Çalışma saatleri, iş hukukunun temel konularından biridir ve işçi ile işveren arasındaki ilişkinin düzenlenmesinde kritik bir rol oynar. Türk mevzuatında çalışma saatleri, 4857 sayılı İş Kanunu başta olmak üzere, ilgili yönetmelikler ve diğer yasal düzenlemelerle belirlenmiştir. Bu makalede, çalışma saatlerine ilişkin hukuki çerçeve, Yargıtay kararları ve uygulamada karşılaşılan sorunlar ele alınacak, güncel mevzuat ışığında değerlendirmeler yapılacaktır.
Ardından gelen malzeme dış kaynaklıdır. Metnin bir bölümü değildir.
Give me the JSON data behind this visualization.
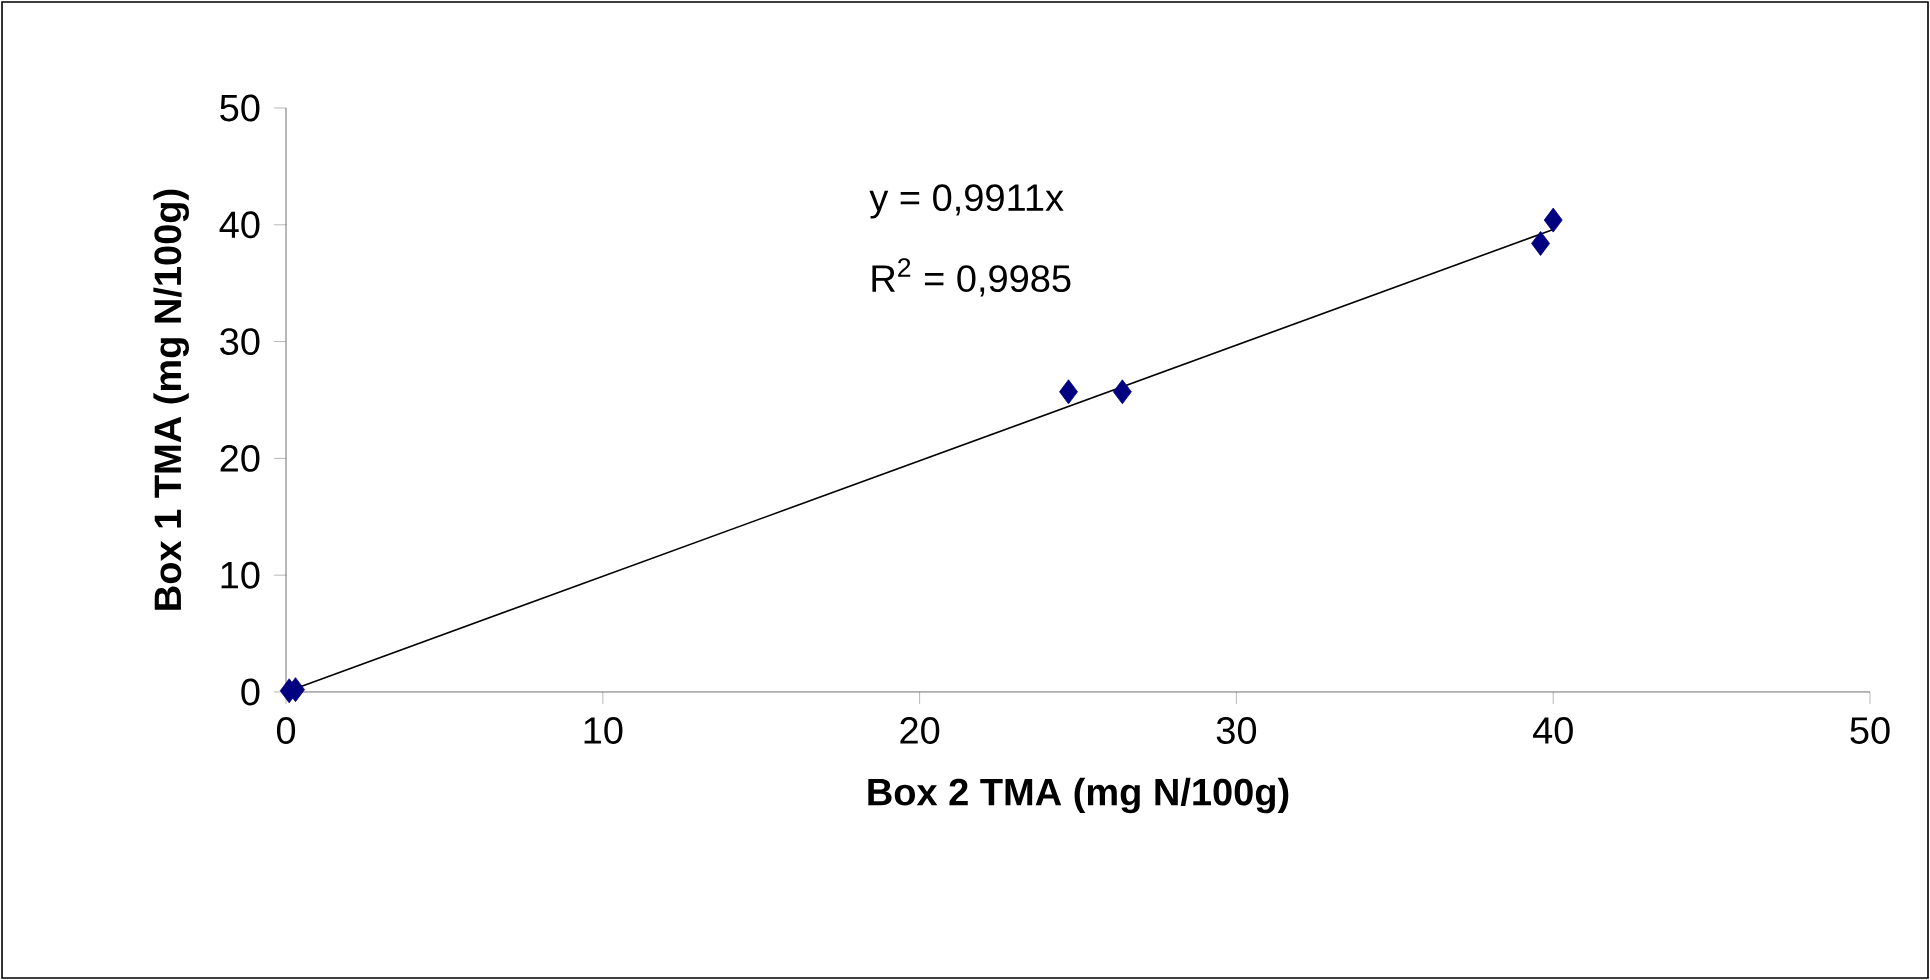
{
  "chart_data": {
    "type": "scatter",
    "xlabel": "Box 2 TMA (mg N/100g)",
    "ylabel": "Box 1 TMA (mg N/100g)",
    "annotations": [
      "y = 0,9911x",
      "R$^{2}$ = 0,9985"
    ],
    "x": [
      0.1,
      0.3,
      24.7,
      26.4,
      39.6,
      40.0
    ],
    "series": [
      {
        "values": [
          0.1,
          0.2,
          25.7,
          25.7,
          38.4,
          40.4
        ],
        "color": "#000080",
        "marker": "diamond"
      },
      {
        "type": "line",
        "x": [
          0,
          40.0
        ],
        "values": [
          0,
          39.6
        ],
        "color": "#000000",
        "marker": "none"
      }
    ],
    "xlim": [
      0,
      50
    ],
    "ylim": [
      0,
      50
    ],
    "xticks": [
      0,
      10,
      20,
      30,
      40,
      50
    ],
    "yticks": [
      0,
      10,
      20,
      30,
      40,
      50
    ],
    "grid": false
  }
}
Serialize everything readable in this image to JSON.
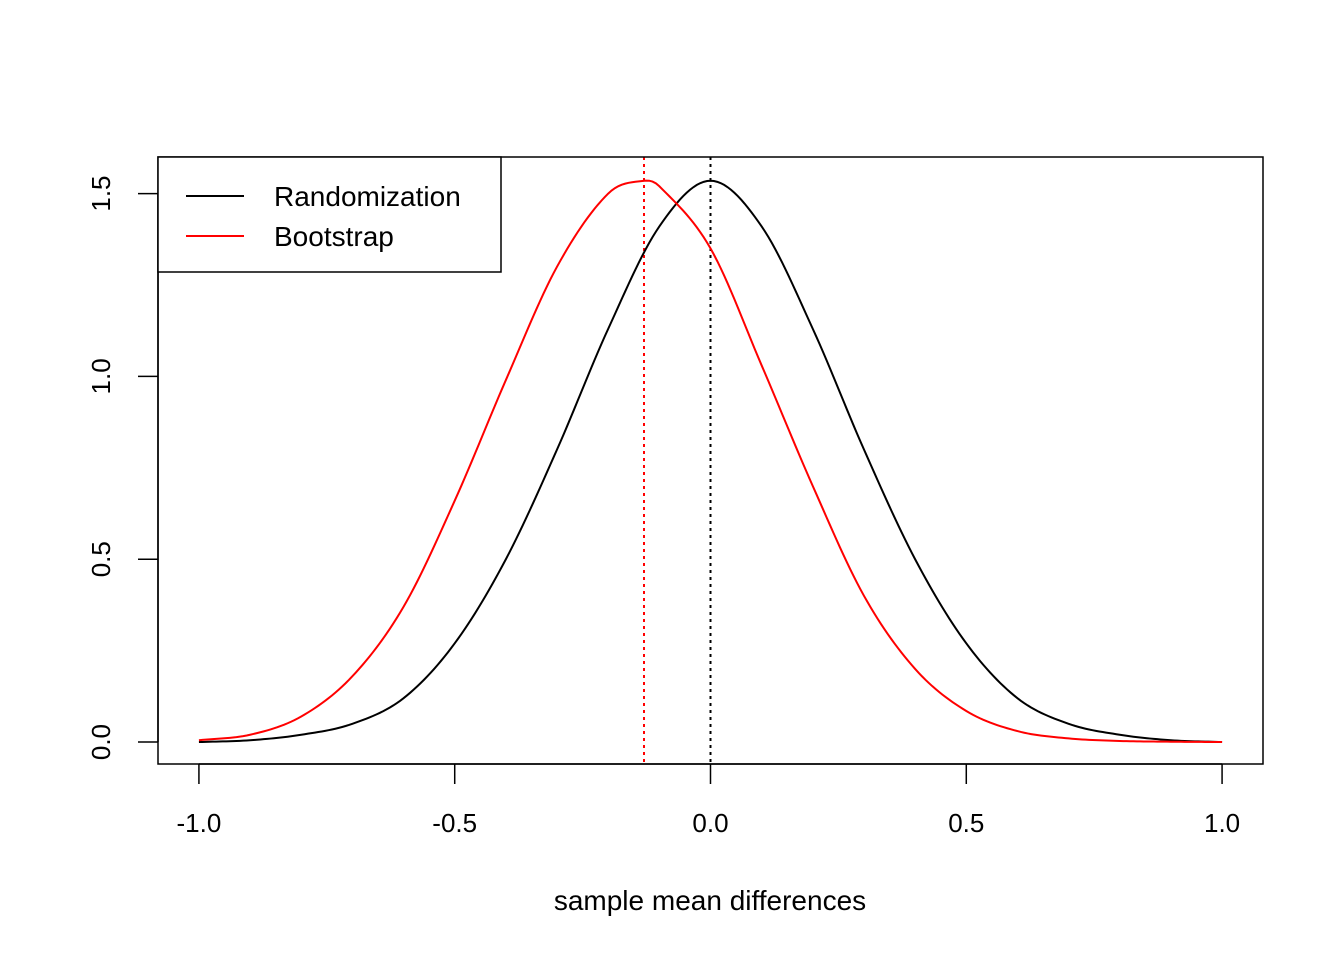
{
  "chart_data": {
    "type": "line",
    "title": "",
    "xlabel": "sample mean differences",
    "ylabel": "",
    "xlim": [
      -1.08,
      1.08
    ],
    "ylim": [
      -0.06,
      1.6
    ],
    "xticks": [
      -1.0,
      -0.5,
      0.0,
      0.5,
      1.0
    ],
    "xtick_labels": [
      "-1.0",
      "-0.5",
      "0.0",
      "0.5",
      "1.0"
    ],
    "yticks": [
      0.0,
      0.5,
      1.0,
      1.5
    ],
    "ytick_labels": [
      "0.0",
      "0.5",
      "1.0",
      "1.5"
    ],
    "grid": false,
    "legend_position": "top-left",
    "series": [
      {
        "name": "Randomization",
        "color": "#000000",
        "x": [
          -1.0,
          -0.9,
          -0.8,
          -0.7,
          -0.6,
          -0.5,
          -0.4,
          -0.3,
          -0.2,
          -0.1,
          0.0,
          0.1,
          0.2,
          0.3,
          0.4,
          0.5,
          0.6,
          0.7,
          0.8,
          0.9,
          1.0
        ],
        "y": [
          0.0,
          0.005,
          0.02,
          0.05,
          0.12,
          0.27,
          0.5,
          0.8,
          1.13,
          1.41,
          1.535,
          1.41,
          1.13,
          0.8,
          0.5,
          0.27,
          0.12,
          0.05,
          0.02,
          0.005,
          0.0
        ]
      },
      {
        "name": "Bootstrap",
        "color": "#ff0000",
        "x": [
          -1.0,
          -0.9,
          -0.8,
          -0.7,
          -0.6,
          -0.5,
          -0.4,
          -0.3,
          -0.2,
          -0.13,
          -0.1,
          0.0,
          0.1,
          0.2,
          0.3,
          0.4,
          0.5,
          0.6,
          0.7,
          0.8,
          0.9,
          1.0
        ],
        "y": [
          0.005,
          0.02,
          0.07,
          0.18,
          0.37,
          0.66,
          0.99,
          1.3,
          1.5,
          1.535,
          1.52,
          1.35,
          1.03,
          0.7,
          0.4,
          0.2,
          0.085,
          0.03,
          0.01,
          0.003,
          0.001,
          0.0
        ]
      }
    ],
    "vlines": [
      {
        "x": -0.13,
        "color": "#ff0000",
        "style": "dotted"
      },
      {
        "x": 0.0,
        "color": "#000000",
        "style": "dotted"
      }
    ]
  }
}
1. Çalışma Saatlerinin Hukuki Çerçevesi



4857 sayılı İş Kanunu'nun 63. maddesi, haftalık normal çalışma süresini en çok 45 saat olarak belirlemiştir. Bu süre, işyerlerinde farklı şekillerde uygulanabilir. İş sözleşmesi veya toplu iş sözleşmesi ile haftalık çalışma süresi 45 saatin altında belirlenebilir (İşK m. 63/1). Aynı Kanunun 41. maddesi fazla çalışmayı, 68. maddesi ise ara dinlenmesini düzenlemektedir. Ayrıca, 854 sayılı Deniz İş Kanunu ve 5953 sayılı Basın İş Kanunu gibi özel kanunlarda da farklı çalışma süreleri düzenlemeleri bulunmaktadır. Bu kanunlar, ilgili sektörlerin özelliklerine göre çalışma koşullarını belirlemektedir. Örneğin, Deniz İş Kanunu'nda gemi adamlarının çalışma süreleri, Basın İş Kanunu'nda ise gazetecilerin çalışma süreleri özel olarak düzenlenmiştir.



2. Fazla Çalışma ve Denkleştirme



Fazla çalışma, İş Kanunu'nda belirtilen haftalık 45 saatlik normal çalışma süresini aşan çalışmaları ifade eder (İş Kanunu m. 41). 4857 sayılı İş Kanunu’nun 41/1 maddesine göre fazla çalışma yapılabilmesi için işçinin onayının alınması gerekmektedir. Bu onay, her yıl başında alınabileceği gibi, iş sözleşmesine hüküm konularak da alınabilir. Yargıtay, iş sözleşmesinde yer alan fazla çalışma onayının geçerliliğini, işçinin menfaatine aykırı olmaması ve iradesinin serbestçe açıklanması şartıyla kabul etmektedir. İş Kanunu'nun 41. maddesi, fazla çalışmanın koşullarını ve ücretlendirmesini düzenler. Fazla çalışma ücreti, normal çalışma ücretinin saat başına düşen miktarının yüzde elli (%50) fazlasıdır (İş Kanunu m. 41/2). Denkleştirme ise, İş Kanunu'nun 63. maddesi uyarınca, çalışma sürelerinin belirli bir dönem içinde dengelenmesini sağlayan bir uygulamadır. Bu uygulamada, bazı haftalarda normalden daha az, bazı haftalarda ise daha fazla çalışılarak ortalama haftalık çalışma süresi 45 saat olarak korunur. İş Kanunu’nun 63/5 maddesi uyarınca denkleştirme süresi iki ay olup, toplu iş sözleşmesi ile dört aya kadar artırılabilir. Yargıtay, denkleştirme uygulamasının belirli koşullara tabi olduğunu ve bu koşulların sağlanmaması halinde fazla çalışma ücreti ödenmesi gerektiğini belirtmektedir. Örneğin, Yargıtay 9. Hukuk Dairesi'nin 15.02.2021 tarihli, 2017/1125 E. , 2021/3563 K. sayılı kararında, denkleştirme uygulamasının usulüne uygun olarak yapılması gerektiği vurgulanmıştır. Denkleştirme uygulamasının geçerli olabilmesi için, işçinin önceden bilgilendirilmesi ve uygulamanın belirli bir plan dahilinde yapılması gerekmektedir. Ayrıca, denkleştirme döneminin başlangıcı ve bitişi açıkça belirlenmelidir (Yargıtay 9. HD, E. 2016/13468, K. 2019/15048, T. 26.06.2019).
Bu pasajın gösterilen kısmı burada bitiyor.